It has not been a great year for stock market investors, with the index barely moving and small and mid cap stocks collapsing.
Gains have been very limited since the start of the year 2018. The Sensex, which closed Jan 1, 2018 at 34,059 points, is now near 35,960 points, which is barely a gain of 5 per cent.
Not every investor can predict what is in store for 2019. What is certain though is that it is likely to be a year of immense volatility. You may have to think a lot differently to make money. Here are a few stocks that have been hammered down and maybe good contrarian bets.
The shares of Yes Bank have slumped from a 52-week high of Rs 400 to Rs 180. There are leadership challenges at Yes Bank and also some disclosure issues with regards to NPAs. However, for this the stock has been hammered down and adequately punished.
If you are looking at a contrarian bet, then Yes Bank maybe a little risky bet in the short term, but, could yield returns in the more longer term. This is the fourth largest private sector bank, whose asset quality remains stable. The bank has seen a solid robust growth in the last 10 years and is likely to maintain the momentum.
For the quarter ending Sept 30, 2018, the advances showed a robust growth of 61 per cent.
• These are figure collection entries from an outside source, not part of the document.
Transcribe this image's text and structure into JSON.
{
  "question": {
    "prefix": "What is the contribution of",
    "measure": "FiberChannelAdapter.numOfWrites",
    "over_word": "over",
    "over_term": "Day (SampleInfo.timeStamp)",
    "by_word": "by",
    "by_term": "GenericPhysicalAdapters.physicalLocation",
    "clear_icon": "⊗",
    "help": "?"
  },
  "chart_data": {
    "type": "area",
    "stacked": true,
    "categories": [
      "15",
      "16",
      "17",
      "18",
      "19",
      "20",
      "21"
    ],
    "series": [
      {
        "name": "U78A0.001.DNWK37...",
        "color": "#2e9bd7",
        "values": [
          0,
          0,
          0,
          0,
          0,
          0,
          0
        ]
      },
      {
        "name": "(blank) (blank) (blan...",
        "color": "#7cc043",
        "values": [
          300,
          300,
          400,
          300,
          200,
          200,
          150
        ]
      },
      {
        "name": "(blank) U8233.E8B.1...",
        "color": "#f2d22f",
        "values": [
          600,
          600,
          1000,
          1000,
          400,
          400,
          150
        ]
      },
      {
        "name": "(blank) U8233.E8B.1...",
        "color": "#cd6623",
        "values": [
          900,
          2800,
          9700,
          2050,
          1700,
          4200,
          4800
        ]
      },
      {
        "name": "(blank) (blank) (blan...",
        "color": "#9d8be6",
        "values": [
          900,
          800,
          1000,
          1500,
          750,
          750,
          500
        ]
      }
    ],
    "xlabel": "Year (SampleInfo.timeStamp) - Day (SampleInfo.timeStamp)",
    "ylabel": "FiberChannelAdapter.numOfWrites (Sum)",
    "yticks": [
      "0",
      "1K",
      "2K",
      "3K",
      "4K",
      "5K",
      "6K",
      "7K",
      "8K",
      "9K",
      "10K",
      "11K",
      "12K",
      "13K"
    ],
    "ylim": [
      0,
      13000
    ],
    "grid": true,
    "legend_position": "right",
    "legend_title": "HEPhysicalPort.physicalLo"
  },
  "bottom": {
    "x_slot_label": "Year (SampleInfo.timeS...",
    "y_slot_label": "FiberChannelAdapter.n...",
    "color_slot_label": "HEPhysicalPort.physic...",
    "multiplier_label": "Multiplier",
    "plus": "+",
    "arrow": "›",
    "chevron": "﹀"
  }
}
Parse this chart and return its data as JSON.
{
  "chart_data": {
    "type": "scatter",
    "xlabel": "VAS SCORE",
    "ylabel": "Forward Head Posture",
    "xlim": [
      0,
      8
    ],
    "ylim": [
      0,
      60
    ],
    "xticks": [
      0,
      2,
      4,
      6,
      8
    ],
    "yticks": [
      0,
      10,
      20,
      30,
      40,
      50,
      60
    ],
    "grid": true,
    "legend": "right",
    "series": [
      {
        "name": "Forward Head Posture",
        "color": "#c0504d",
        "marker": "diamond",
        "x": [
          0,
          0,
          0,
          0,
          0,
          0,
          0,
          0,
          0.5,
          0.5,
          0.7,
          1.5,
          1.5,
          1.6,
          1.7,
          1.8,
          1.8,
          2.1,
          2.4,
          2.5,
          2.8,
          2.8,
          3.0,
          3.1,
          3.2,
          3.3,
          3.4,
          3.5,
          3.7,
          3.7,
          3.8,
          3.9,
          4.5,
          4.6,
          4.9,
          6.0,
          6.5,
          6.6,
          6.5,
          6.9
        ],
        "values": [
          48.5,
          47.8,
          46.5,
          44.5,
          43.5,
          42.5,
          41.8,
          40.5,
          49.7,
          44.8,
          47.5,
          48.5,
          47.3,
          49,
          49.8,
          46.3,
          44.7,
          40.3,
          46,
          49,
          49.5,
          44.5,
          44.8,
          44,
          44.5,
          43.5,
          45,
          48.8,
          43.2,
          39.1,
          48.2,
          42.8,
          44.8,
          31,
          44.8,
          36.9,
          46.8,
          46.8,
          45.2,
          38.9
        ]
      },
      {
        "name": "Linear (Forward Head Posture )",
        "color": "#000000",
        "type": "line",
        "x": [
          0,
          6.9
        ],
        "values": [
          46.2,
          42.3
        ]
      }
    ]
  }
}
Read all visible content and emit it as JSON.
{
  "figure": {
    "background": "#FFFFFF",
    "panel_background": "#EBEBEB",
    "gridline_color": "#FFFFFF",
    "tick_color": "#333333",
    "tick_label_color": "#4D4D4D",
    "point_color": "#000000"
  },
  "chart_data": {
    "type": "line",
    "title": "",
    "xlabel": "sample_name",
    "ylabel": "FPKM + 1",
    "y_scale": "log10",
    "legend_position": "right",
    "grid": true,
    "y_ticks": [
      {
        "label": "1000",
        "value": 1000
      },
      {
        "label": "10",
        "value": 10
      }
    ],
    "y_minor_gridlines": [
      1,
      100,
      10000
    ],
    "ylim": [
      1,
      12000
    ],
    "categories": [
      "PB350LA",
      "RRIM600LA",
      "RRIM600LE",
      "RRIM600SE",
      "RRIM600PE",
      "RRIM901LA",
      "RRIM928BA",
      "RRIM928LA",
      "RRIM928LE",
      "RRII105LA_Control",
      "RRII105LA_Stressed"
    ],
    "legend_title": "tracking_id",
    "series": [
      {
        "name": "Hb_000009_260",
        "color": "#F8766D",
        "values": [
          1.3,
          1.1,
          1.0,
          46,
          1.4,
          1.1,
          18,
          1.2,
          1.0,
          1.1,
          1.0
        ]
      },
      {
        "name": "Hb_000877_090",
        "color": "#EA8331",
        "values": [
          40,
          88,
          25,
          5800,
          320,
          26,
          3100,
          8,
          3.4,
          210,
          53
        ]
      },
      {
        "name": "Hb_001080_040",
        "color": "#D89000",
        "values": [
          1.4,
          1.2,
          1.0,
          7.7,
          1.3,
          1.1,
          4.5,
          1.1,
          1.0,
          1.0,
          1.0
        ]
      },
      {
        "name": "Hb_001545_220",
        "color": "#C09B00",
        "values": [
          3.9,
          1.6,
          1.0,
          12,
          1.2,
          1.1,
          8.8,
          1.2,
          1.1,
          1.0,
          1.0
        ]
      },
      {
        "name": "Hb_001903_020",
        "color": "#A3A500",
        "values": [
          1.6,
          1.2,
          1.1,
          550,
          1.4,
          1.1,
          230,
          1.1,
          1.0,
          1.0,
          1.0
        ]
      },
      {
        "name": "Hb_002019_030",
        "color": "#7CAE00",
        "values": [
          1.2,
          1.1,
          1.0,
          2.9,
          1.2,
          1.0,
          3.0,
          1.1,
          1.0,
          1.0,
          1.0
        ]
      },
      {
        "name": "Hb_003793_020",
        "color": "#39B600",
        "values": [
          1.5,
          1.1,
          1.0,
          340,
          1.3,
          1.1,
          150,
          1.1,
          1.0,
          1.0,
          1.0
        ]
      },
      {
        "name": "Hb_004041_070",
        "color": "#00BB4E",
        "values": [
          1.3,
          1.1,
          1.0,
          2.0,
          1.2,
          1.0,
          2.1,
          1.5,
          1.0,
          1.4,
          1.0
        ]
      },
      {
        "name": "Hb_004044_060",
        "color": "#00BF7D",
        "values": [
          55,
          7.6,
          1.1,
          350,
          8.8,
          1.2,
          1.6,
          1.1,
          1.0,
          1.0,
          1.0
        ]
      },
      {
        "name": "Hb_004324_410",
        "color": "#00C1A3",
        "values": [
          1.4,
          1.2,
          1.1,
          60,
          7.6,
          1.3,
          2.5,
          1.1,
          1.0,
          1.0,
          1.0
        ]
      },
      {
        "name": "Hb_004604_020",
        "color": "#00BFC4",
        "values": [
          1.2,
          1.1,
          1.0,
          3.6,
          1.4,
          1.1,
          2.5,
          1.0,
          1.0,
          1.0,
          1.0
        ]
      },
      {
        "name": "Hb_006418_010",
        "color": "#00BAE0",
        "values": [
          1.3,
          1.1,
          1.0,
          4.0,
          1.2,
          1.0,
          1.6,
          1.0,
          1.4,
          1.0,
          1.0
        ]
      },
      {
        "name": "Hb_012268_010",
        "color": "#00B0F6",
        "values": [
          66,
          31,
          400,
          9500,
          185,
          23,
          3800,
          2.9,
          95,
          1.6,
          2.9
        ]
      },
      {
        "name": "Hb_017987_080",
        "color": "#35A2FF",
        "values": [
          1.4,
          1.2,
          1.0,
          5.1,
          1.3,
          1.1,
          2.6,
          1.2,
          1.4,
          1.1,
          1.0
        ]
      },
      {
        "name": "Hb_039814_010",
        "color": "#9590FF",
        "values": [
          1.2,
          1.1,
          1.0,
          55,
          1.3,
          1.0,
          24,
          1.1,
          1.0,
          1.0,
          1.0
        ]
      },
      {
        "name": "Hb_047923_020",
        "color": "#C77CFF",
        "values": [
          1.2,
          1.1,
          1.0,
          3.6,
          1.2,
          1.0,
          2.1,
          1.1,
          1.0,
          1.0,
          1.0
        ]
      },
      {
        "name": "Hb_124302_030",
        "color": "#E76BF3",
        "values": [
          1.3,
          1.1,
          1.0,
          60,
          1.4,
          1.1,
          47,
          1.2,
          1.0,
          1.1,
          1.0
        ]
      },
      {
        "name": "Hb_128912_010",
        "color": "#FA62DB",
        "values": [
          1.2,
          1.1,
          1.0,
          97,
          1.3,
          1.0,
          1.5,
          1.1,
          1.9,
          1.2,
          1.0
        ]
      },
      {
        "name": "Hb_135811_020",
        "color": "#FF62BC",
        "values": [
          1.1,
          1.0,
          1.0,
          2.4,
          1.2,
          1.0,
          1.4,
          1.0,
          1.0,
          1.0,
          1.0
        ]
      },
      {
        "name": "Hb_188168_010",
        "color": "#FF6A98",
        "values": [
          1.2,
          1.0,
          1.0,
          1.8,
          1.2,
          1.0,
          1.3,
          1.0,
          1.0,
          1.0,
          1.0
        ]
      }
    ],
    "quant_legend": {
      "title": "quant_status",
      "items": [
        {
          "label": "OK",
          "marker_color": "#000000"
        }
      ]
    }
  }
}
The Net Interest Income at the bank saw a 28 per cent growth, year on year. The shares are available at a p/e of just 10 times, one year forward earnings.
In fact, there is a high possibility that the bank could report an EPS of Rs 28-31 by 2021. Hence, if you are willing to hold the shares for a period of 2-3 years, the stock is available very cheap. In fact, at the current price, the trailing price to book based on 2019 B/V is just 1.5 times. That could be one of the best stocks to buy for 2019.
REC is a government owned company, that is engaged in financing power projects. The stock has been hit, following reports that the government's stake in REC, would be purchased by PFC. However, that happened to HPCL as well, where ONGC purchased the government's stake in the company.
Actually, in the present context, it would make more of a difference to PFC, which has to cough-up cash, rather then REC.
REC can be good stock for steady dividends. In fact, in calendar year 2018, the company declared a dividend of 9.15 per share, which on the present price of Rs 104, takes the dividend yield to 8.8 per cent per annum. REC's financial performance has also been good this time, which will ensure a more enhanced dividend. This protects the stock against any huge downside risk.
The shares of the company are also available at a p/e of just 8 times one year forward earnings, making it very inexpensive. The shares have dropped from levels of Rs 160 to the current levels, which makes it attractive for buyers looking at long term gains.
Again, a good stock to buy for 2019.